Power became a free agent after the 1990 season; he was disappointed with salary negotiations with the Pirates, which he said would have only given him a raise on his 1990 salary ($500,000) if he met all of the incentives specified in the Pittsburgh offer. He was signed by the Reds in December. In 1991, he played in 68 games and pitched 87.0 innings, allowing 37 runs and 87 hits. The Reds did not offer him salary arbitration after the 1991 season, and Power became a free agent. In 1992, Power played for the Cleveland Indians and played in 64 games and went 3–3. He played in 99.1 innings and allowed 88 hits and 33 runs.

In 1993, he made 20 relief appearances for the Indians and went 0–2, allowing 30 hits and 17 runs in 20 innings. He was on the disabled list twice that season, and by July the team had decided to demote him to the minor leagues. Power refused the demotion and the team placed him on waivers. He signed with Seattle and played in 25 games and had a record of 2–2. He pitched in 25.1 innings and allowed 11 runs on 27 hits.
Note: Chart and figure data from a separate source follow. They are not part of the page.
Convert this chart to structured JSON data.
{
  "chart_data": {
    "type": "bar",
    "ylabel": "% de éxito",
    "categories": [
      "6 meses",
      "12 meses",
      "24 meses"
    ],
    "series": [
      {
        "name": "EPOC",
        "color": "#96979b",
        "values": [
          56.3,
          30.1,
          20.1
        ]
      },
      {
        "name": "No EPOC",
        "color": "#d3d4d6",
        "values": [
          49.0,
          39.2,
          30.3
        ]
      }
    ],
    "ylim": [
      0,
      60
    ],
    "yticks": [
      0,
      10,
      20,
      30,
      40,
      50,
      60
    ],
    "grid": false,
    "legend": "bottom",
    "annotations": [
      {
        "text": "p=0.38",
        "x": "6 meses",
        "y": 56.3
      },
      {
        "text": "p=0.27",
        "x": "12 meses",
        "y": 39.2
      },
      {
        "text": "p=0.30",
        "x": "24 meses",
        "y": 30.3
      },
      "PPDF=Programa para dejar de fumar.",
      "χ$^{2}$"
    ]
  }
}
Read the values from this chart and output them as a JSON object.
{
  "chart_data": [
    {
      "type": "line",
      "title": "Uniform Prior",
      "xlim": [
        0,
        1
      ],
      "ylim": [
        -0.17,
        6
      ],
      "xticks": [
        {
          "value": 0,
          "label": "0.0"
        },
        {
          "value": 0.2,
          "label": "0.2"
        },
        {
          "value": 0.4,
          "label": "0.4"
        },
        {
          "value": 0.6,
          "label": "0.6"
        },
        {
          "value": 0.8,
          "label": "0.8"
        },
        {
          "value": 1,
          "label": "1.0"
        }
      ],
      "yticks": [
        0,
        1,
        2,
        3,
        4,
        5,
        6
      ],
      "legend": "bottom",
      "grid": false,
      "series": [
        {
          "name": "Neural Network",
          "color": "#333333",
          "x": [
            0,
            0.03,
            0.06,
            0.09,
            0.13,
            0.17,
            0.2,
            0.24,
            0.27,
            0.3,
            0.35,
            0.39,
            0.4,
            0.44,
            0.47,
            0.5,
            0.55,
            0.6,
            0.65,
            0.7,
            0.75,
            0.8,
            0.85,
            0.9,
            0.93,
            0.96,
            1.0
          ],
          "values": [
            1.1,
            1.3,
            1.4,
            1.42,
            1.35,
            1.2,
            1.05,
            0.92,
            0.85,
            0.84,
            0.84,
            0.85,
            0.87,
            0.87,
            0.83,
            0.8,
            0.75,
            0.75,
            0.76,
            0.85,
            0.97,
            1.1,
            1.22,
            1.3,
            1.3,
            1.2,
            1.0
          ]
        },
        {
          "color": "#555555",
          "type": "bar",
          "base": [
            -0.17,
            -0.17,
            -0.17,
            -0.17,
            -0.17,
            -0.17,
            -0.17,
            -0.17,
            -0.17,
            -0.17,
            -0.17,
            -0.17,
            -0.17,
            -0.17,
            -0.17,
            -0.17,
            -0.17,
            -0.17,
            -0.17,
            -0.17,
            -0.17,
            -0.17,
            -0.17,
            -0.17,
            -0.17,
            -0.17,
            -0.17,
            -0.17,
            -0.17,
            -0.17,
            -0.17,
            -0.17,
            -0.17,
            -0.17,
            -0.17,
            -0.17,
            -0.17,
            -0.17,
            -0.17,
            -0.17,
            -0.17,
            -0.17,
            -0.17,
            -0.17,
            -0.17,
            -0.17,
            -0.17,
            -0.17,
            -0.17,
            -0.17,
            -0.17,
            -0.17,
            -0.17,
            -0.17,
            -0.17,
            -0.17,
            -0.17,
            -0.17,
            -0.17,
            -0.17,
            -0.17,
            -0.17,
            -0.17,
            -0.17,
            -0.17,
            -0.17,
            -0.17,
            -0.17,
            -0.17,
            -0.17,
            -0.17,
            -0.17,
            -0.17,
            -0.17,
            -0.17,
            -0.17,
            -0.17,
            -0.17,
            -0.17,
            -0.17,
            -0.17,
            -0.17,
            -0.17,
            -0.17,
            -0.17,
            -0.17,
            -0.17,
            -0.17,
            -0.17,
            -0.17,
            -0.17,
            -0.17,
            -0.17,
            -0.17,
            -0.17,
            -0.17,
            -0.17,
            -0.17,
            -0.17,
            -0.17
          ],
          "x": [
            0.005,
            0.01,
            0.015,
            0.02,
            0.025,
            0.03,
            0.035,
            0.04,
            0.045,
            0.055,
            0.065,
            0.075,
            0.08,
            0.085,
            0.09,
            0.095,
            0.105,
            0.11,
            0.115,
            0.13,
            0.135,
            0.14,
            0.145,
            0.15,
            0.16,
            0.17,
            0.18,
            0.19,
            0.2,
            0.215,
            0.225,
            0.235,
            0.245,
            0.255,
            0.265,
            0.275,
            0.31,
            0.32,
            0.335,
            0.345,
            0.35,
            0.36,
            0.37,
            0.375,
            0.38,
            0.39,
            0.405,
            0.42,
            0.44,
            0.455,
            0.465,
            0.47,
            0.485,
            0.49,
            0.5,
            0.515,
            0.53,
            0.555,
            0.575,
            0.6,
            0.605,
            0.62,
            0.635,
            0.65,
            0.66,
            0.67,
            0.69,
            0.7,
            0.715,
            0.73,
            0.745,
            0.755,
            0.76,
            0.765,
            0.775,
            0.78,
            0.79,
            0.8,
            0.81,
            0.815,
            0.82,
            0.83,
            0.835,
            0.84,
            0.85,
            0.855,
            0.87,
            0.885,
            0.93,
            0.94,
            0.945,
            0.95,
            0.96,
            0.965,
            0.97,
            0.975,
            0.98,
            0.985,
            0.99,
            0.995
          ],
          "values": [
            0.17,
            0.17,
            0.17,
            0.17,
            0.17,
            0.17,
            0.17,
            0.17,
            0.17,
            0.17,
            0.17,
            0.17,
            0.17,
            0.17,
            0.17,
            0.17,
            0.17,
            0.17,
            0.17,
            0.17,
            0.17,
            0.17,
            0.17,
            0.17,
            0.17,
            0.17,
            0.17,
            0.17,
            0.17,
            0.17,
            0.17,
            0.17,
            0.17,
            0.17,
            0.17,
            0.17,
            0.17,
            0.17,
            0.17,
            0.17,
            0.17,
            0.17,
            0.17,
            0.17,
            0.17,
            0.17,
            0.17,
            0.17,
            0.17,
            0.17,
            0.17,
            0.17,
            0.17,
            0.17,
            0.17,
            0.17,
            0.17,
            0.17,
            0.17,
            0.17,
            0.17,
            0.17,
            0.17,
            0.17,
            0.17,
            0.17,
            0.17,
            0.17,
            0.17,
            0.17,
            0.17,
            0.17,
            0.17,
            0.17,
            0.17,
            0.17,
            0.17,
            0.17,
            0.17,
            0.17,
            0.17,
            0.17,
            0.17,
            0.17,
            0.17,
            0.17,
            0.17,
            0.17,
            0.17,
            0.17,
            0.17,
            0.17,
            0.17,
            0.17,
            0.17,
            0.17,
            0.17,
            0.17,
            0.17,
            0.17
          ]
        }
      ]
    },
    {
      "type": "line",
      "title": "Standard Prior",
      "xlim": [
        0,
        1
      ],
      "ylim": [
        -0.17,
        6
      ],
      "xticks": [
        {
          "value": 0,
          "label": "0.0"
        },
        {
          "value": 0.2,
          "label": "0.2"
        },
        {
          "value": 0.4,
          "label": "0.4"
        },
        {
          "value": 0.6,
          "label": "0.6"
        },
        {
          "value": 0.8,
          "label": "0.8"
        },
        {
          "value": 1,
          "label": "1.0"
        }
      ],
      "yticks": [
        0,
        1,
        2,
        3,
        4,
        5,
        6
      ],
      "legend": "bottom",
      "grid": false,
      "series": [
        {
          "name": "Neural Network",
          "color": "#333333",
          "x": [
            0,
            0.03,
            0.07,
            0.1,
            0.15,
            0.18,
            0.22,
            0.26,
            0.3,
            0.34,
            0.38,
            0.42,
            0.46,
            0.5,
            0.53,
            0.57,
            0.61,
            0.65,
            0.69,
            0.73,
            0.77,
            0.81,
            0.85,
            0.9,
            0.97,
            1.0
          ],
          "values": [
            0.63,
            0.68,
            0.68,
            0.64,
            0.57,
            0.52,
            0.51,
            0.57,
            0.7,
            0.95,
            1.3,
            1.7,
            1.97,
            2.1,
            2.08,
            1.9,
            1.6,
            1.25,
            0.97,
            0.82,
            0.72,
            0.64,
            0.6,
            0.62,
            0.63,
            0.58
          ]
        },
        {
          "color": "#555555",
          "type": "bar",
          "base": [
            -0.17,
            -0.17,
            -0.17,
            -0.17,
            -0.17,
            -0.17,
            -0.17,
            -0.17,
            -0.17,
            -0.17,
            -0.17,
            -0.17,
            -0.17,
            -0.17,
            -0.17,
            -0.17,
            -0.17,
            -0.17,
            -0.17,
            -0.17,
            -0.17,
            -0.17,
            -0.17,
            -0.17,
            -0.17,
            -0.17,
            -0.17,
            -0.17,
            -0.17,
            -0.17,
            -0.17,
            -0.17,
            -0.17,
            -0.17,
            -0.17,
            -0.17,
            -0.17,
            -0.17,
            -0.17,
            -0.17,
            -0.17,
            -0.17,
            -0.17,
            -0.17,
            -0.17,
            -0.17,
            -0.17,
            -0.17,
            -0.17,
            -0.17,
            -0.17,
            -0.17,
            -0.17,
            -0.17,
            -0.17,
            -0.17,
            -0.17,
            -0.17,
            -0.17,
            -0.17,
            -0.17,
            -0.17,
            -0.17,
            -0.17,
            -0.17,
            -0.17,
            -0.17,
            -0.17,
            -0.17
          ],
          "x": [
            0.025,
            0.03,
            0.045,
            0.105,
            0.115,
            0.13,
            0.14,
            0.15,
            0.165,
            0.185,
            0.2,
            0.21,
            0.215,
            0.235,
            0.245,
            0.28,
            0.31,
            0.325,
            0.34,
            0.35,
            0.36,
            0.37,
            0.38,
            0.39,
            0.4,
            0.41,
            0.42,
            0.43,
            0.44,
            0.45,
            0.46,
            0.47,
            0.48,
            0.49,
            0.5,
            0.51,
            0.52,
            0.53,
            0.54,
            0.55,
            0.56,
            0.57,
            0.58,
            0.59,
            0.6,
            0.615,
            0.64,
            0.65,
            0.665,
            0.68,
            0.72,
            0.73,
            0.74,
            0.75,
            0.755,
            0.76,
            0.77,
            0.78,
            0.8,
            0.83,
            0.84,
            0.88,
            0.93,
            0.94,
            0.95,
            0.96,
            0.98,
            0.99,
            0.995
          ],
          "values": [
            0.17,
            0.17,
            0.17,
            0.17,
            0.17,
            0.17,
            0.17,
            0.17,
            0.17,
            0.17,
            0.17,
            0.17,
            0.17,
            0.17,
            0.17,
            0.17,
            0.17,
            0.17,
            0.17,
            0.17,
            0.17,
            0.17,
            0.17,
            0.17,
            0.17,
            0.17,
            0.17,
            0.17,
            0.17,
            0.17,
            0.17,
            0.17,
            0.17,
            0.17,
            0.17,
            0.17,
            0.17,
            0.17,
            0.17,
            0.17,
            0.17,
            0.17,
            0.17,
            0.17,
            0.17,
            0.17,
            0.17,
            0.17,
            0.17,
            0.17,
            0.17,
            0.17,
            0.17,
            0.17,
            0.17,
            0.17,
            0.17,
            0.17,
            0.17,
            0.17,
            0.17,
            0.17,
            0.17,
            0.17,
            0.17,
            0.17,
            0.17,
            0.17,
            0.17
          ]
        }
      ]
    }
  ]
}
Power suffered a shoulder injury during spring training drills before the 1994 season. He was diagnosed with a torn labrum and he indicated that he would seek multiple medical opinions to find out whether he was a candidate for arthroscopic surgery. While an arthroscopic procedure would require several months of recovery, an open shoulder surgery was thought to be career-ending for Power. Orthopedic surgeon James Andrews agreed to perform the surgery arthroscopically if he found limited damage inside Power's shoulder.

On March 11, Power had arthroscopic surgery. He missed the entire 1994 season. In October of that year, Power refused a minor league assignment with the team and he was made a free agent.

==Coaching career==
He was the pitching coach for the San Diego Padres affiliate in the Arizona Rookie League in 1996. The club won the league championship that year. In 2000 and 2001, Power was the pitching coach for the Reds' Pioneer League team, the Billings Mustangs. In 2001, the team won the championship. In 2002, Power was the pitching coach for the Dayton Dragons. In 2016, he began his eleventh season as the pitching coach for the Louisville Bats, the Triple-A affiliate of the Cincinnati Reds. On July 4, Power was promoted to bullpen coach for the Reds after former pitching coach Mark Riggins was fired.